Nidhi was talking about the incident that was taped and left in Naveen Verma’s car. It was the night that changed everything for the Kapoors. To Nishant, it was like any other night when he had attacked and hurt his wife and daughter at a flippant pretext. To Nidhi, that night had made clear the purpose of her life. The reason for her existence. Revenge. Against her father. For things that he did to her mother.

“That night… that night Papa, I decided that I would kill you. And I would kill you as soon as possible. Without any mercy. A fast death with no chance of survival. You were a monster and you had to die fast.” Even though she was threating her father, she was calm and composed. Her tone remained flat, devoid of any emotion. She paused and looked back at the swimming pool. She started humming a Kishore Kumar song, just the way Nishant crooned one of his songs when he was blackmailing Tabrez Khan for Ronak.

Nishant was terrified by the composure with which Nidhi delivered her sermon. He realized that he made a mistake in choosing Payal as his successor. Nidhi would have made a far better heir.

Nishant had a vague idea about what was coming his way. But he did not know what to do about it. He could not
escape. There was nowhere to go. He had to survive the next minute and the minute after that and so on and so forth. He had to hope for the best. He would eventually find a way out. He was the Nishant Kapoor who had defied all odds all his life.

Nidhi took a break from her song. “You know, Papa, I realized that I was wrong. Killing you would serve no purpose at all. It would be letting you go easy. You deserve more pain. Something that makes you fathom what you did. Something… something that makes you feel sorry for things you did. Something that reminds you of all those people you hurt. No? What do you think?”

Nishant had often rued his behavior over the years. He often marveled at the colossal damage that he had inflicted upon others. He did want to undo a few things. But all said and done, he was not really sorry for his actions. He had to do those things to become what he had wanted to. It was a battle between ambition and ethics. And he was sure of the side he wanted to be on. Besides, in any battle there anyway is some collateral damage.

“Are you sorry, Papa? For the things you did? How does it feel to lose everything that you ever cared for? I took everything away from you. One thing at a time. It took me so long to plan, plot and execute this. Trust me, it was totally worth it,” Nidhi went on, her voice echoing her satisfaction.

Nishant thought about Ronak, about Payal. He looked up at the moon and the stars. He thought, “There’s no way that life is serving this to me after all these years. I should’ve died a long time back. Maybe on the night when I was poisoned. Was it Nidhi who poisoned me? Why did she save
me then?”

“You know, Preeti was the toughest to get rid of,” Nidhi said, interrupting Nishant’s thoughts.
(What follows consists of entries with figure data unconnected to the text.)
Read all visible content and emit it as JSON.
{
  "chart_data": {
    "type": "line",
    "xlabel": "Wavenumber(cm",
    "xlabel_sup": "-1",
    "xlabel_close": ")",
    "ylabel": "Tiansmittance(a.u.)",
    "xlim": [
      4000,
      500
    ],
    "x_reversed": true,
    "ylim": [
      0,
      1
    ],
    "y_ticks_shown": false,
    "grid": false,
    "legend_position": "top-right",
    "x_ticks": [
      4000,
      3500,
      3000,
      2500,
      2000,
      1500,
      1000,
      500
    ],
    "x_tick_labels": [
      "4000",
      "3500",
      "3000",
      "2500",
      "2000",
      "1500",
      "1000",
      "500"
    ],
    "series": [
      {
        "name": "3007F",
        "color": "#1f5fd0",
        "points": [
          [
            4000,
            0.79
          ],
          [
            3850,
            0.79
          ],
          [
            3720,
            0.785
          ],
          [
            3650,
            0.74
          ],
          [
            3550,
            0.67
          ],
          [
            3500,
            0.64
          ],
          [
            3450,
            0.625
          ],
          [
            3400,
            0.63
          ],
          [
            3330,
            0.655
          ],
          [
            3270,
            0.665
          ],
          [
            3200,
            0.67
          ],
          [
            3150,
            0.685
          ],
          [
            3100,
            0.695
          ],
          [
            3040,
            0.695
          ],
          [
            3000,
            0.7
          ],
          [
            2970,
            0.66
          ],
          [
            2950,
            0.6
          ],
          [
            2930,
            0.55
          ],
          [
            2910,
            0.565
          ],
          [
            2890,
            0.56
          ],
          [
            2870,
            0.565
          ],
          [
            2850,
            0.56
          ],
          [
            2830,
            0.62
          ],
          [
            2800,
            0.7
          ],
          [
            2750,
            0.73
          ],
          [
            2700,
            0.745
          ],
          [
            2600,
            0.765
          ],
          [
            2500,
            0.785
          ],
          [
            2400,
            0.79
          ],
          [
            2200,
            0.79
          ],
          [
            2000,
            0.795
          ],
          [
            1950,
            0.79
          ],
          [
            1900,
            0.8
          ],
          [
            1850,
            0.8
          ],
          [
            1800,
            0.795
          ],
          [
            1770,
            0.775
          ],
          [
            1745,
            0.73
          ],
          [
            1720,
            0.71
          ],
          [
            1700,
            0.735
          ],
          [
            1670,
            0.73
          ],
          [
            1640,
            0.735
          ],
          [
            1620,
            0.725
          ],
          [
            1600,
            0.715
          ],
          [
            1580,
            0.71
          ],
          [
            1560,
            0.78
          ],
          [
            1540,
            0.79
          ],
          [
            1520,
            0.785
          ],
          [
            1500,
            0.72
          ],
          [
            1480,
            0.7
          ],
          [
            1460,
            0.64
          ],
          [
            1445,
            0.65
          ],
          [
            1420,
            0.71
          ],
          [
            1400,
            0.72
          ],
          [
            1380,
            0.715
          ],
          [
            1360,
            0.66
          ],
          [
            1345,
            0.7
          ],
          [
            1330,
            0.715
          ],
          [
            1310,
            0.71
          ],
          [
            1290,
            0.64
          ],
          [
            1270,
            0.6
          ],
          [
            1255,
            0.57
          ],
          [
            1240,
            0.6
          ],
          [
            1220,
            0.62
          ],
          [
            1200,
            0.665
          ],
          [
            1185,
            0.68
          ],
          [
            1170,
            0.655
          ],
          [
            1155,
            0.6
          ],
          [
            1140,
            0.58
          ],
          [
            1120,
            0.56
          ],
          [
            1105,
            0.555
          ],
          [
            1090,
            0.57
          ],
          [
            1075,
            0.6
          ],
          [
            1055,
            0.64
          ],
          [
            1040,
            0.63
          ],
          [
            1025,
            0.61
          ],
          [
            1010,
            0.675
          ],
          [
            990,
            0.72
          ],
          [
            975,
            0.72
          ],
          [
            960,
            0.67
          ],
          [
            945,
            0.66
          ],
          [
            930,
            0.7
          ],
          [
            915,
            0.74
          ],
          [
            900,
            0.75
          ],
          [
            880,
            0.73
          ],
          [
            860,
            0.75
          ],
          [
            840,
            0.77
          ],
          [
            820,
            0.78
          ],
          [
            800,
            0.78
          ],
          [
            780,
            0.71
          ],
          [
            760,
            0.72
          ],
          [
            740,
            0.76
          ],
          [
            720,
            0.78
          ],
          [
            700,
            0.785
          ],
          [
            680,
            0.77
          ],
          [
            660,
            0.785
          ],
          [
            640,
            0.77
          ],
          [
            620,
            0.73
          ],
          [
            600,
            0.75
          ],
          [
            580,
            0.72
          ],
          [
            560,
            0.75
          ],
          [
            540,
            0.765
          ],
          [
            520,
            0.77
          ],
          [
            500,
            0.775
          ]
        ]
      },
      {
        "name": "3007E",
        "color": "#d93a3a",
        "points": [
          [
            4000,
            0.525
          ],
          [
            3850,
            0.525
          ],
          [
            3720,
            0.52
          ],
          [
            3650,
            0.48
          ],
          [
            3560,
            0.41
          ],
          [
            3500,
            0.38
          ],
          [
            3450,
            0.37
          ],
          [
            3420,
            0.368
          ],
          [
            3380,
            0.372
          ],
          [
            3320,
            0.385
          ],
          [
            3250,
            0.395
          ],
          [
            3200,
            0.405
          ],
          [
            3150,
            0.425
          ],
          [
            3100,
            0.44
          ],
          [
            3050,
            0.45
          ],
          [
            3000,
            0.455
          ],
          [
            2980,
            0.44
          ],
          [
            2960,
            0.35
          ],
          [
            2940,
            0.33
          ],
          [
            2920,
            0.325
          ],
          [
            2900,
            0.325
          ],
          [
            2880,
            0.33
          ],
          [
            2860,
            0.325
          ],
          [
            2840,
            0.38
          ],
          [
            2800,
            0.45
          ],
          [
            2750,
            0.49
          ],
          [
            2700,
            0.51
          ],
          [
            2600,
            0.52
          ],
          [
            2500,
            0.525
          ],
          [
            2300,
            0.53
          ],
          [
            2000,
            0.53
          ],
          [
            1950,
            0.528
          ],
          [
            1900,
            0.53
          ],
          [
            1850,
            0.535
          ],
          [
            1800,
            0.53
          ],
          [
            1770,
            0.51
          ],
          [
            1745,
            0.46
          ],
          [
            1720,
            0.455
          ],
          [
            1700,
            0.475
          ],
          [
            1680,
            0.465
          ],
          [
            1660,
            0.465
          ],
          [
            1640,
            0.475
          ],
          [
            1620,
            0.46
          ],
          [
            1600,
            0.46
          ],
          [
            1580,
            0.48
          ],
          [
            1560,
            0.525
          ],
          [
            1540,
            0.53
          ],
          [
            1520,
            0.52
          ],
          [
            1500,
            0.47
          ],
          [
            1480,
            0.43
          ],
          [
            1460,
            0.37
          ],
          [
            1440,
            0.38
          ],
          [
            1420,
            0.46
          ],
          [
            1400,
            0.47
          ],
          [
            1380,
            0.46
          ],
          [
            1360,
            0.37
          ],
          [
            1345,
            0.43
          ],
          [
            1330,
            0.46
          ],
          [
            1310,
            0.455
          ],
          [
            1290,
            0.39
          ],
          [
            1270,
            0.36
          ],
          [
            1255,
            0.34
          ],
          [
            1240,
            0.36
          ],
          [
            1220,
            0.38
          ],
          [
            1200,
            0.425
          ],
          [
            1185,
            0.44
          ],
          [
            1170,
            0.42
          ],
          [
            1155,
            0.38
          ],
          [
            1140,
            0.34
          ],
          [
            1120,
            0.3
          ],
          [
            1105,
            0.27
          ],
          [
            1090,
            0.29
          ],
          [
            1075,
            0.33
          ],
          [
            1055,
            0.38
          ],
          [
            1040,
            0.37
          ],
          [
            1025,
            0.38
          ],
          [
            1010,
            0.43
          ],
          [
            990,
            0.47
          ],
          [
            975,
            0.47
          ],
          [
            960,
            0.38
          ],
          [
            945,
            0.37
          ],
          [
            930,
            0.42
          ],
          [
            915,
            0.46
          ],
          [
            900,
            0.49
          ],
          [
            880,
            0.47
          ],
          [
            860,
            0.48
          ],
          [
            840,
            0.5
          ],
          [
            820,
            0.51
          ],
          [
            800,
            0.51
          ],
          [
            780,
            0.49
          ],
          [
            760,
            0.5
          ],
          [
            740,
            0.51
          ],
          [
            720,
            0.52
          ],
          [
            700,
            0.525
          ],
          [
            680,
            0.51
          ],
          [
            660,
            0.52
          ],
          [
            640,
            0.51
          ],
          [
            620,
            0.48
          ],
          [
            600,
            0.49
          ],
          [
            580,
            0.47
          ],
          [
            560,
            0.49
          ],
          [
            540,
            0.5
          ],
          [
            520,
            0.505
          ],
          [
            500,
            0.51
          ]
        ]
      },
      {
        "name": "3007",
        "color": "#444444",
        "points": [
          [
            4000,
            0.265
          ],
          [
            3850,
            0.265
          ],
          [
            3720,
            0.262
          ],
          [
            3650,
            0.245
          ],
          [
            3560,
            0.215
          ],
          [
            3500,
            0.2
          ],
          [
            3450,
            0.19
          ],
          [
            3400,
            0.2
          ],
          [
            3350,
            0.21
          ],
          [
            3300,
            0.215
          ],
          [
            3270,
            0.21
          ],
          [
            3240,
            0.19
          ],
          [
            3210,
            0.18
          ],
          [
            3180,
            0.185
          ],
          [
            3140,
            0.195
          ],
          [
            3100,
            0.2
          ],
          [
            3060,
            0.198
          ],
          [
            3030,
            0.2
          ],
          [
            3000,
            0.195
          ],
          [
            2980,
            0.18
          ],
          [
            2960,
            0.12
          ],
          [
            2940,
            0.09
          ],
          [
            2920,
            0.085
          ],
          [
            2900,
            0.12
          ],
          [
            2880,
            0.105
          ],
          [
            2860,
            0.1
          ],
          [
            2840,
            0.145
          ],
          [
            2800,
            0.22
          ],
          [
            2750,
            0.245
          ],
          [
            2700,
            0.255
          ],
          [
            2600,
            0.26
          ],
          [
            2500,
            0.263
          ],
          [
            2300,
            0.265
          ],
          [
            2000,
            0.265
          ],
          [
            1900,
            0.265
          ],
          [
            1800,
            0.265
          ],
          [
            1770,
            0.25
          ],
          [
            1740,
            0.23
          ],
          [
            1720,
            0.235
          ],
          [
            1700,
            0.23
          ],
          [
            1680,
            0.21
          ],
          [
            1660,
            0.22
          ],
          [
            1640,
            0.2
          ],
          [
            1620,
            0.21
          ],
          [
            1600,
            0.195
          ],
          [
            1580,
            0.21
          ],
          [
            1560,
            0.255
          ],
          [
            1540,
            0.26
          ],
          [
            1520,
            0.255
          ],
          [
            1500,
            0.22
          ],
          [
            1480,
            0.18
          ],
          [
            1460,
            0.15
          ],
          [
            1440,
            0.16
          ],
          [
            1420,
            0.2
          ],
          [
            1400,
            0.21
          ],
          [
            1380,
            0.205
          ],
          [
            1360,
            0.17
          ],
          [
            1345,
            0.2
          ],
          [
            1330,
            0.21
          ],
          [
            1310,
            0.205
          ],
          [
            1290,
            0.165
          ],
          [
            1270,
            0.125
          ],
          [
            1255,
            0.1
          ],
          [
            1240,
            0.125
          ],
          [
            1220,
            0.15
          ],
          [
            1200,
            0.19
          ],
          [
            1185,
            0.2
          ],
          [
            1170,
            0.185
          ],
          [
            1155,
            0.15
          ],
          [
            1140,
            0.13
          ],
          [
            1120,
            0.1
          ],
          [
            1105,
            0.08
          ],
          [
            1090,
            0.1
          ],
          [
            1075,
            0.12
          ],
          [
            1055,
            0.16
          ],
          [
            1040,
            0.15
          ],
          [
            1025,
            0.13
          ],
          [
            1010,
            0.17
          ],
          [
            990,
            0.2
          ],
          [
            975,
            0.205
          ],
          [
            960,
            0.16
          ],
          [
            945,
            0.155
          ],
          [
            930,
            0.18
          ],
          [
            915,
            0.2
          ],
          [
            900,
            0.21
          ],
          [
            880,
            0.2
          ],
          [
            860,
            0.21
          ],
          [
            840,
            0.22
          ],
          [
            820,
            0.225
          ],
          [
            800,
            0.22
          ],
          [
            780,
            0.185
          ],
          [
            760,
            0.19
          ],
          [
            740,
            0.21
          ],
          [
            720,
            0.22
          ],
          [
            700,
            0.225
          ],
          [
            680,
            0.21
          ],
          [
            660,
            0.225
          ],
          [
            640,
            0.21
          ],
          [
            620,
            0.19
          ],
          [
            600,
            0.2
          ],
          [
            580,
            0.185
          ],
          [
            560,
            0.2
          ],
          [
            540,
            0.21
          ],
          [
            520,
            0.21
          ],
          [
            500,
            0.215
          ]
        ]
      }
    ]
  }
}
Nishant had decided that he wasn’t going to speak. He wouldn’t give Nidhi the satisfaction of a victory. Anyhow he could not justify his actions even if he tried. He could not apologize. He could not escape. He would thus let things run their course. But at the mention of Preeti, he was shocked.

When Preeti had disappeared, he had assumed that Preeti had gone back to where she had come from. She did not belong to the industry and she probably had a family to go back to. He had tried to search for her but gave up soon after when another upcoming actress became the apple of his eyes. However, he missed Preeti like no one else. Preeti wasn’t trophy-wife material per se. But in bed, she was better than most other women that Nishant knew of. Definitely better than Neelima. And Preeti had taken an unnaturally long time to give in. He had pursued her, chased her, wooed her for way too long before she agreed. Once you put in this much of time chasing someone, you tend to linger on. And Nishant had lingered. And how.